Now in her early 50s, she continues to break ground as one of the first COVID-19 survivors to be tested for antibodies that can help fight the disease.

“Embrace the path that you lead and enjoy the battle,” said Adams who, in 2015, became the vice president (US) for the International Tennis Federation (ITF), executive director of the Harlem Junior Tennis and Education Program and chairman of the Fed Cup known as the World Cup of Tennis. “There is not one journey that does not present a battle along the way, COVID-19 is one of our biggest battles.”

In early March, after coming off a series of travel, Adams was planning another business trip to Europe. Suddenly, she felt her immune system change.

“I am typically on a plane every week,” said Adams, who now lives in New York. “When and where the exposure happened is not confirmed, but I got a huge scare even though my symptoms were minor.”

She knew her friends were getting symptoms and that people were dying from the virus. 

“I had body aches, a fever, and was very tired for about a week,” Adams said. “I would sleep 10-12 hours and I would still need a two-hour nap.

“I thought it was just fatigue catching up to me because of a decade of constant traveling.”

Even though she had been dealing with neurological issues, she knew that the deep pain and discomfort in her shoulders and neck that ultimately went down her back to her Achilles tendon, was not normal.

“The second night grew into a crippling pain,” she said. “I then knew something was severely wrong. That night I woke up drenched in sweat.”

She decided to get tested after speaking to others who were feeling ill and sharing their experiences.

“Every day there was new information about the discomfort and symptoms,” she said. “We were still learning about the virus.”

When she called to get tested and gave the physician her symptoms, she was told to take Tylenol. 

“When my symptoms were more severe, I called again,” Adams said. “I went to the hospital and was given a chest X-ray and EKG, blood was drawn, and the COVID-19 swab test” was administered.

Her vital signs were fine. After two hours, she was released to go home with orders to self-isolate.

“It took nine days to get my results,” Adams said. “I had already been self-isolating for two weeks when I received a call. The results were positive.”

Adams had recovered from her symptoms. 

“A friend told me about Mount Sinai asking for people who have recovered from COVID-19 to volunteer to be screened for the antibodies,” said Adams, who did not hesitate to fill out the Mount Sinai COVID-19 Plasma Donation. Within 48 hours, it was confirmed that Adams’ antibodies were high, and she qualified to be a donor. 

“I went to the blood bank and gave my first pint of blood,” Adams said. “I am scheduled to go for three more sessions to give blood to help people recover from this virus.”

“The most common way to test right now is with a finger stick for a tiny drop of blood with a lateral flow or lateral slide test or also the ELISA (Enzyme-linked Immunosorbent Assay) test that measures antibodies in your blood,” said Dr. Shawn Nasseri, a Mayo Clinic-trained ear, nose and throat surgeon. “This is as opposed to the PCR (Polymerase chain reaction) testing used to find the Coronavirus itself.

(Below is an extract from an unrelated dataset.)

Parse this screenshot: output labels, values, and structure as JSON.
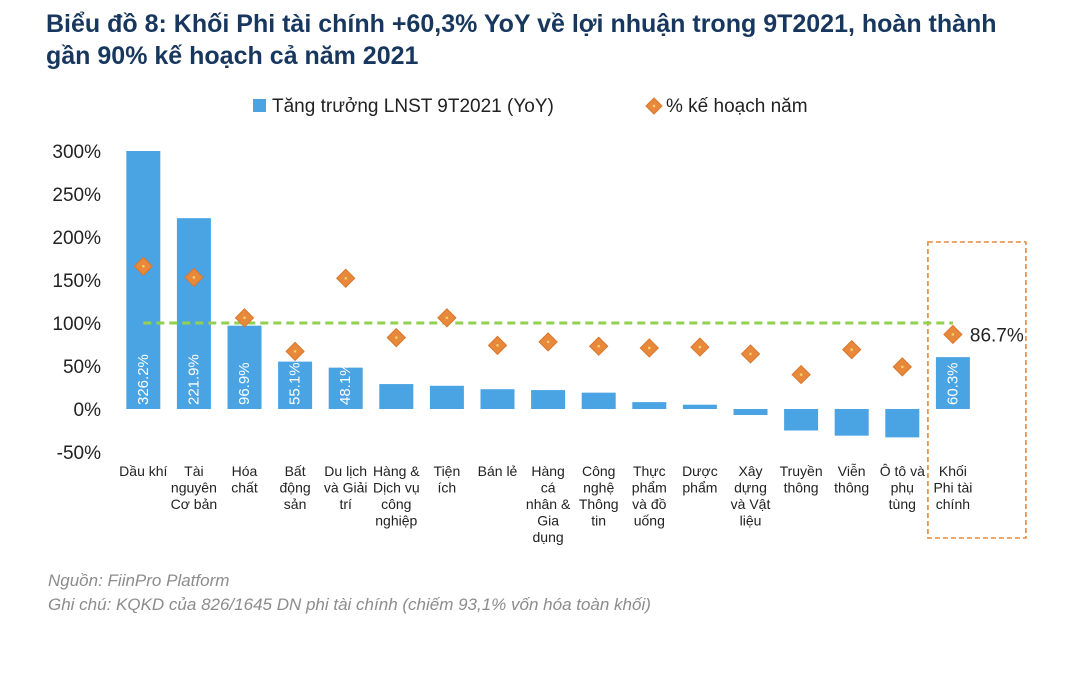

“The tests are usually finger sticks but some require a blood draw and then a serum (the liquid part of blood without the cells in it) is placed on test kits. It takes around 10 to 15 minutes for the test kits, which have a color strip of paper on them which goes from white to a pink color as the test runs.”

The tests show the presence of antibodies — fast “firefighter” IGM which are formed in as quickly as 10 days to three weeks and then the permanent “police” IGG antibodies, which can take six weeks to show up reliably on the test.

“If a person has a robust response, then they are more likely to be immune to the virus, although widespread evidence is still lacking in large groups of patients,” Dr. Nasseri said. “However, I would also caution that these tests have a 10% to 20% chance that the antibodies it detects may be from another cold like one of the regular coronaviruses which are 10% of all colds in the U.S.”

Despite her clean bill of health, Adams remains isolated, wears a mask and gloves when taking long walks and shopping for essentials.

“While I am no longer afraid, the outlook of the world will be different,” she said. “The habit of flying to meetings will end. We have the technology to be productive without getting on a plane.”

“As an optimist and a realist, I made a decision to stop traveling to meetings that take me around the world,” Adams added. “The world of tennis is upside down, just as the world is. It will take teamwork to beat the virus. Safety is essential for the protection of athletes, their families and the global population.”